As for the significance of these and other observations, the Australian scientists say that “the range in bleaching tolerances among corals inhabiting different thermal realms suggests that at least some coral symbioses have the ability to adapt to much higher temperatures than they currently experience in the central Great Barrier Reef,” citing the work of Coles and Brown (2003) and Riegl (1999, 2002). In addition, they note that “even within reefs there is a significant variability in bleaching susceptibility for many species (Edmunds, 1994; Marshall and Baird, 2000), suggesting some potential for a shift in thermal tolerance based on selective mortality (Glynn et al., 2001; Jimenez et al., 2001) and local population growth alone.” Above and beyond that, however, they say their results additionally suggest “a capacity for acclimatization or adaptation.”
In concluding their paper, Maynard et al. say “there is emerging evidence of high genetic structure within coral species (Ayre and Hughes, 2004),” which suggests, in their words, that “the capacity for adaptation could be greater than is currently recognized.” Indeed, as stated by Skelly et al. (2007), “on the basis of the present knowledge of genetic variation in performance traits and species’ capacity for evolutionary response, it can be concluded that evolutionary change will often occur concomitantly with changes in climate as well as other environmental changes.”
One adaptive mechanism that corals have developed to survive the thermal stress of high water temperature is to replace the zooxanthellae expelled by the coral host during a stress-induced bleaching episode by one or more varieties of zooxanthellae that are more heat tolerant, a phenomenon we describe in greater detail in the next section of our report. Another mechanism is to produce heat shock proteins that help repair heat-damaged constituents of their bodies (Black et al., 1995; Hayes and King, 1995; Fang et al., 1997). Sharp et al. (1997), for example, demonstrated that sub-tidal specimens of Goniopora djiboutiensis typically have much lower constitutive levels of a 70-kD heat shock protein than do their intertidal con-specifics; and they have shown that corals transplanted from sub-tidal to intertidal locations (where temperature extremes are greater and more common) typically increase their expression of this heat shock protein.

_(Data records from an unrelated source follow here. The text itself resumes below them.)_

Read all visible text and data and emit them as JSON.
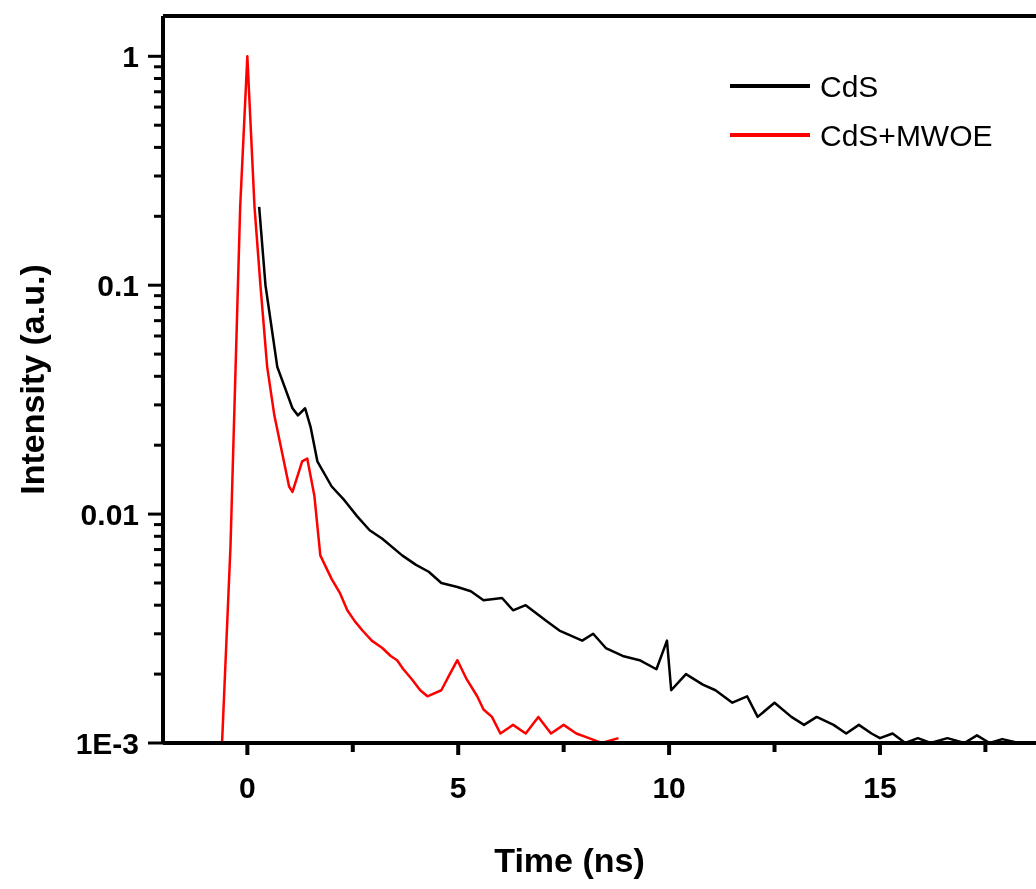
{
  "chart_data": {
    "type": "line",
    "xlabel": "Time (ns)",
    "ylabel": "Intensity (a.u.)",
    "log": "y",
    "legend": "top right",
    "grid": false,
    "line_style": "solid",
    "marker": "none",
    "xlim": [
      -2,
      18.7
    ],
    "ylim": [
      0.001,
      1.5
    ],
    "xticks": [
      0,
      {
        "value": 2.5,
        "label": null
      },
      5,
      {
        "value": 7.5,
        "label": null
      },
      10,
      {
        "value": 12.5,
        "label": null
      },
      15,
      {
        "value": 17.5,
        "label": null
      }
    ],
    "yticks": [
      {
        "value": 0.001,
        "label": "1E-3"
      },
      {
        "value": 0.002,
        "label": null
      },
      {
        "value": 0.003,
        "label": null
      },
      {
        "value": 0.004,
        "label": null
      },
      {
        "value": 0.005,
        "label": null
      },
      {
        "value": 0.006,
        "label": null
      },
      {
        "value": 0.007,
        "label": null
      },
      {
        "value": 0.008,
        "label": null
      },
      {
        "value": 0.009,
        "label": null
      },
      0.01,
      {
        "value": 0.02,
        "label": null
      },
      {
        "value": 0.03,
        "label": null
      },
      {
        "value": 0.04,
        "label": null
      },
      {
        "value": 0.05,
        "label": null
      },
      {
        "value": 0.06,
        "label": null
      },
      {
        "value": 0.07,
        "label": null
      },
      {
        "value": 0.08,
        "label": null
      },
      {
        "value": 0.09,
        "label": null
      },
      0.1,
      {
        "value": 0.2,
        "label": null
      },
      {
        "value": 0.3,
        "label": null
      },
      {
        "value": 0.4,
        "label": null
      },
      {
        "value": 0.5,
        "label": null
      },
      {
        "value": 0.6,
        "label": null
      },
      {
        "value": 0.7,
        "label": null
      },
      {
        "value": 0.8,
        "label": null
      },
      {
        "value": 0.9,
        "label": null
      },
      1
    ],
    "series": [
      {
        "name": "CdS",
        "color": "#000000",
        "x": [
          0.28,
          0.43,
          0.71,
          1.07,
          1.2,
          1.37,
          1.5,
          1.66,
          2.0,
          2.3,
          2.6,
          2.9,
          3.2,
          3.67,
          4.0,
          4.3,
          4.6,
          4.98,
          5.3,
          5.6,
          6.04,
          6.3,
          6.6,
          7.1,
          7.4,
          7.94,
          8.2,
          8.5,
          8.9,
          9.3,
          9.7,
          9.95,
          10.05,
          10.4,
          10.8,
          11.1,
          11.5,
          11.85,
          12.1,
          12.5,
          12.9,
          13.2,
          13.5,
          13.9,
          14.2,
          14.5,
          14.8,
          15.0,
          15.3,
          15.6,
          15.9,
          16.2,
          16.6,
          17.0,
          17.3,
          17.6,
          17.9,
          18.3
        ],
        "values": [
          0.22,
          0.1,
          0.044,
          0.029,
          0.027,
          0.029,
          0.024,
          0.017,
          0.0132,
          0.0115,
          0.0098,
          0.0085,
          0.0078,
          0.0066,
          0.006,
          0.0056,
          0.005,
          0.0048,
          0.0046,
          0.0042,
          0.0043,
          0.0038,
          0.004,
          0.0034,
          0.0031,
          0.0028,
          0.003,
          0.0026,
          0.0024,
          0.0023,
          0.0021,
          0.0028,
          0.0017,
          0.002,
          0.0018,
          0.0017,
          0.0015,
          0.0016,
          0.0013,
          0.0015,
          0.0013,
          0.0012,
          0.0013,
          0.0012,
          0.0011,
          0.0012,
          0.0011,
          0.00105,
          0.0011,
          0.001,
          0.00105,
          0.001,
          0.00105,
          0.001,
          0.00108,
          0.001,
          0.00104,
          0.001
        ]
      },
      {
        "name": "CdS+MWOE",
        "color": "#ff0000",
        "x": [
          -0.6,
          -0.4,
          -0.17,
          0,
          0.17,
          0.31,
          0.47,
          0.64,
          0.99,
          1.07,
          1.3,
          1.42,
          1.59,
          1.73,
          2.0,
          2.2,
          2.37,
          2.55,
          2.73,
          2.95,
          3.2,
          3.4,
          3.55,
          3.7,
          3.9,
          4.1,
          4.27,
          4.6,
          4.8,
          4.98,
          5.2,
          5.45,
          5.6,
          5.8,
          6.0,
          6.3,
          6.6,
          6.9,
          7.2,
          7.5,
          7.8,
          8.1,
          8.4,
          8.8
        ],
        "values": [
          0.001,
          0.0072,
          0.22,
          1,
          0.22,
          0.1,
          0.044,
          0.027,
          0.0132,
          0.0125,
          0.017,
          0.0175,
          0.012,
          0.0066,
          0.0052,
          0.0045,
          0.0038,
          0.0034,
          0.0031,
          0.0028,
          0.0026,
          0.0024,
          0.0023,
          0.0021,
          0.0019,
          0.0017,
          0.0016,
          0.0017,
          0.002,
          0.0023,
          0.0019,
          0.0016,
          0.0014,
          0.0013,
          0.0011,
          0.0012,
          0.0011,
          0.0013,
          0.0011,
          0.0012,
          0.0011,
          0.00105,
          0.001,
          0.00105
        ]
      }
    ]
  }
}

Similar results have been reported by Roberts et al. (1997) in field work with Mytilus californianus. In addition, Gates and Edmunds (1999) have observed an increase in the 70-kD heat shock protein after six hours of exposure of Montastraea franksi to a 2-3°C increase in temperature, which is followed by another heat shock protein increase at the 48-hour point of exposure to elevated water temperature. They state that the first of these protein increases “provides strong evidence that changes in protein turnover during the initial exposure to elevated temperature provides this coral with the biological flexibility to acclimatize to the elevation in sea water temperature,” and that the second increase “indicates another shift in protein turnover perhaps associated with an attempt to acclimatize to the more chronic level of temperature stress.”
How resilient are corals in this regard? No one knows for sure, but they’ve been around a very long time, during which climatic conditions have changed dramatically, from cold to warm and back again, over multiple glacial and interglacial cycles. Thermal adaptation by coral is a biological response that is overlooked or ignored by the IPCC.